Moreover, it also aids in developing novel, less hazardous, and more potent drugs. VMD and ChimeraX are free, open-source software programs with a more constrained feature set than PyMOL.
It is a commercial software package with more features. Your ideal tool will rely on your spending limit and particular requirements.
AVIZO was especially for biological data visualization in three dimensions. Various biological data can be visualized using this robust and adaptable software program.
The structure of tissues and organs, including the liver, heart, and brain, can be seen with AVIZO. This can aid in understanding the growth and operation of tissues and organs by scientists.
With AVIZO, one can see the architecture of cellular components such as the Golgi apparatus, mitochondria, and nucleus. Scientists may use this to understand better how cells function and create novel treatment approaches for illnesses.
A robust and adaptable tool for visualizing biological data is AVIZO. Therefore, Researchers and scientists in various disciplines, such as neuroscience, immunology, cancer, and microbiology, employ it.
Future of GPU-based 3D visualization of microbial structures
The subject of GPU-based 3D visualization of microbiological structures is expanding quickly and has a promising future.
Due to their rising power and affordability, a larger spectrum of consumers may now afford and use GPUs.
Furthermore, new software tools that facilitate the usage of GPUs for 3D visualization are under development. Developing and testing novel medications targeting microbial structures may be possible using GPU-based 3D visualization.
Therefore, It may produce fresh, more potent remedies for viral illnesses. Developing and evaluating novel vaccinations that defend against specific microbial structures using GPU-based 3D visualization may be possible.
It may result in the creation of vaccinations against infectious diseases that are more effective.
The study of the interactions between microbial populations and their surroundings may be accomplished through GPU-based 3D visualization.
Therefore, it may contribute to a deeper comprehension of the roles played by microbial communities and how illnesses and health influence people.
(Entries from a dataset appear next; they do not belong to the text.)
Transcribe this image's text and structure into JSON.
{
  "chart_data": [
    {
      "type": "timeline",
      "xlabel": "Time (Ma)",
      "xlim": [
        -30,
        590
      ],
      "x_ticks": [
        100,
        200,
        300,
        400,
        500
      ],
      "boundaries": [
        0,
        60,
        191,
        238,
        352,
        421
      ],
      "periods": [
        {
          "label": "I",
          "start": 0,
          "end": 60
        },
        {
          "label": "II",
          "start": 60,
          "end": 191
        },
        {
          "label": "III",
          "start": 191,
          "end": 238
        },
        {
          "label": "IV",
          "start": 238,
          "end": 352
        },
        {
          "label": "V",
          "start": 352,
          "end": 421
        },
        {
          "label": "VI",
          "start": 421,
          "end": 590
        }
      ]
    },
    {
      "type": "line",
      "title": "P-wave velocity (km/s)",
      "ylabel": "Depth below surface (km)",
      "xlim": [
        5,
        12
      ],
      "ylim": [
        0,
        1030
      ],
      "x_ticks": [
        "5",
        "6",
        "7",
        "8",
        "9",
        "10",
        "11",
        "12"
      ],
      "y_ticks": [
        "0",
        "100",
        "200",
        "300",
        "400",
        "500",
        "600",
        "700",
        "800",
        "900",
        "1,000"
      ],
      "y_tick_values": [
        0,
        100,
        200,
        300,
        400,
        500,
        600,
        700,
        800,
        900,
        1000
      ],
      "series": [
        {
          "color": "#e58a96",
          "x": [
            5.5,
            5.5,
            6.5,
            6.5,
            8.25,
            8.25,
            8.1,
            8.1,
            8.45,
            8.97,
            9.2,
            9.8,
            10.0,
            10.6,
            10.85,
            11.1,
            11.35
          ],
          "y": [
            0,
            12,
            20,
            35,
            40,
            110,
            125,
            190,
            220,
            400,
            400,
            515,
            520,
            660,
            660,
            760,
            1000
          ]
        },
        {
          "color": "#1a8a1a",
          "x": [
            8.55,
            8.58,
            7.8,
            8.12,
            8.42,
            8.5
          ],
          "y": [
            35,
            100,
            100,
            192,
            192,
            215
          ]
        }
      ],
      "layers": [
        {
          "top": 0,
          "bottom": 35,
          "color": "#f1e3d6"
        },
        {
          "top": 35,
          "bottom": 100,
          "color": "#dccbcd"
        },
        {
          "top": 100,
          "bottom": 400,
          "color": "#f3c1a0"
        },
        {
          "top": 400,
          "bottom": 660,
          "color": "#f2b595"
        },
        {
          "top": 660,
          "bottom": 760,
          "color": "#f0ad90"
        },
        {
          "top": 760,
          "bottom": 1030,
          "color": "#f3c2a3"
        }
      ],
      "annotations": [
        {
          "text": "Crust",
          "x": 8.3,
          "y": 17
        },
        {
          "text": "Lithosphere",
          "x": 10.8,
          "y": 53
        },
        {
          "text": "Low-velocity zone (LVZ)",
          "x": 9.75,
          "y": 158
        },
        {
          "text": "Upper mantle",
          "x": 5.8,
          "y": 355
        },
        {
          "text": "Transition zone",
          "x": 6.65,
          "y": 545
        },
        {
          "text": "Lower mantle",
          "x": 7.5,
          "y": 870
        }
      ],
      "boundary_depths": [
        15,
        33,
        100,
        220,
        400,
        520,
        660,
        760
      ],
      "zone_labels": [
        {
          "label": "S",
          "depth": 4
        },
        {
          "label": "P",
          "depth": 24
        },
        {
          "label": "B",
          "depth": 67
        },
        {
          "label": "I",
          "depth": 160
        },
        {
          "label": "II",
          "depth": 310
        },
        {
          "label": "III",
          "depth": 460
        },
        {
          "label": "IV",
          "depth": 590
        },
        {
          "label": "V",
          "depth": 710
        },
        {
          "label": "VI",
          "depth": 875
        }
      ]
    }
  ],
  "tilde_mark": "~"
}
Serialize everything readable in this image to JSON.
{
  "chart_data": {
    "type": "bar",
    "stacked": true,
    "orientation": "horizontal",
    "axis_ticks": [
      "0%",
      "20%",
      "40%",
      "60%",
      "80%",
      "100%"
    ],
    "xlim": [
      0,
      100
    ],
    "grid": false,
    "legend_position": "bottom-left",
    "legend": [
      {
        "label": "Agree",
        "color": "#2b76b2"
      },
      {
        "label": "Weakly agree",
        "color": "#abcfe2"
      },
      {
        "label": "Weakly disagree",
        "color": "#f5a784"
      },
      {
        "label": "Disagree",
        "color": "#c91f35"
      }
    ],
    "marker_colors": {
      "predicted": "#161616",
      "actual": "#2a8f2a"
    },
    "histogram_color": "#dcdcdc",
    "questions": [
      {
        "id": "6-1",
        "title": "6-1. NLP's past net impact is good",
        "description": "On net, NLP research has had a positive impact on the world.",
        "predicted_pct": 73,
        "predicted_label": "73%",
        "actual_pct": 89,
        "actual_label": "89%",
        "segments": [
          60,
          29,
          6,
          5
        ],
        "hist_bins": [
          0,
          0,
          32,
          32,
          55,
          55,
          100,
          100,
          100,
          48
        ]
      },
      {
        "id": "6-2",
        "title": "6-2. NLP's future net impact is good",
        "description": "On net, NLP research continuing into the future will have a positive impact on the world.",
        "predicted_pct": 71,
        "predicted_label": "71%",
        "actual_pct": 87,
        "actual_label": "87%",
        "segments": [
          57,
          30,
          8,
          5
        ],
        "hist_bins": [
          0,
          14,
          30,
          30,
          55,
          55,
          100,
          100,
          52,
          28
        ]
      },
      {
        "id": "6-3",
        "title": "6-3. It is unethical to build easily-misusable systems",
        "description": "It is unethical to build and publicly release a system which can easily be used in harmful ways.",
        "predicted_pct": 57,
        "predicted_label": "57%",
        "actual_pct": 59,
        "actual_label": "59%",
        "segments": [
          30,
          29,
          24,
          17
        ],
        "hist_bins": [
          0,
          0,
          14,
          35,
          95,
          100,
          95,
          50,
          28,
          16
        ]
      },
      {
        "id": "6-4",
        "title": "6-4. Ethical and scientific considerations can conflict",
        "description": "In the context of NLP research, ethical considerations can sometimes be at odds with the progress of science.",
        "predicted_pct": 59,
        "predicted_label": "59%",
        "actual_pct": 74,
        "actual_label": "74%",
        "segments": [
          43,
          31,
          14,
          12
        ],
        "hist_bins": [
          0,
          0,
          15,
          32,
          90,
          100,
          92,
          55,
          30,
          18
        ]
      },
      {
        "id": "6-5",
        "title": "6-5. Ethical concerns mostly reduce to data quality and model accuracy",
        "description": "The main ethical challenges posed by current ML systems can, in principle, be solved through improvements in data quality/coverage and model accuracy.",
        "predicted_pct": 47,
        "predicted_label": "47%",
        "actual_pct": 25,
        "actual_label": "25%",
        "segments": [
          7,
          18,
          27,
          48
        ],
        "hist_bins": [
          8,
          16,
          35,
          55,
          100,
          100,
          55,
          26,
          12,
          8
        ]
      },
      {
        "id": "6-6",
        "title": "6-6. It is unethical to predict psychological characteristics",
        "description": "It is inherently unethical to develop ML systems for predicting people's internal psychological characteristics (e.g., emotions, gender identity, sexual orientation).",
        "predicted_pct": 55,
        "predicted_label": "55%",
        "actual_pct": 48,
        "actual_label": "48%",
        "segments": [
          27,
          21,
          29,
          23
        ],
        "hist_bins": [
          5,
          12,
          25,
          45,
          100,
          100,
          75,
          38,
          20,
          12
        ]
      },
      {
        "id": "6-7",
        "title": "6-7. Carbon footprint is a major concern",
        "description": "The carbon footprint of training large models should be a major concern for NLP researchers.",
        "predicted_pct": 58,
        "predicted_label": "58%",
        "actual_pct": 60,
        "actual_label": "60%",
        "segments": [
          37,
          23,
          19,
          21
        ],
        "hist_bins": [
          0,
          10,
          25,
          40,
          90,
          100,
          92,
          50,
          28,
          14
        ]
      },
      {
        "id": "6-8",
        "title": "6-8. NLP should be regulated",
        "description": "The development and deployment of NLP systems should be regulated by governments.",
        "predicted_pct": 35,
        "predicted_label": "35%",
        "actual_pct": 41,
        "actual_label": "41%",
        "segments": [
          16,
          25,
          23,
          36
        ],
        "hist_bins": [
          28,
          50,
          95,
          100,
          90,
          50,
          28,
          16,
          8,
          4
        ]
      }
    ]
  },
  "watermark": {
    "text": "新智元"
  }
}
GPU-based 3D visualization is a valuable tool for visualizing microbiological structures. It offers a variety of advantages over typical CPU-based 3D visualization, including performance, scalability, and realism.
Numerous disciplines, including microbiology, immunology, cancer, and neurology, use GPU-based 3D visualization.
Moreover, Microbial structures at various scales, from individual cells to whole communities, can be seen using it.
The topic of GPU-based 3D visualization is expanding quickly and has excellent prospects.
More users can use GPU-based 3D visualization as new software tools are developed, and GPUs grow in power and affordability.
GPU-based 3D visualization is a solid and adaptable tool for seeing microbiological structures.
It could completely change how we investigate microbial systems and result in novel neuroscience, cancer, immunology, and microbiology findings.
If you want to know more about GPU applications in other sectors of the pharmacology and microbial field, then visit the following articles.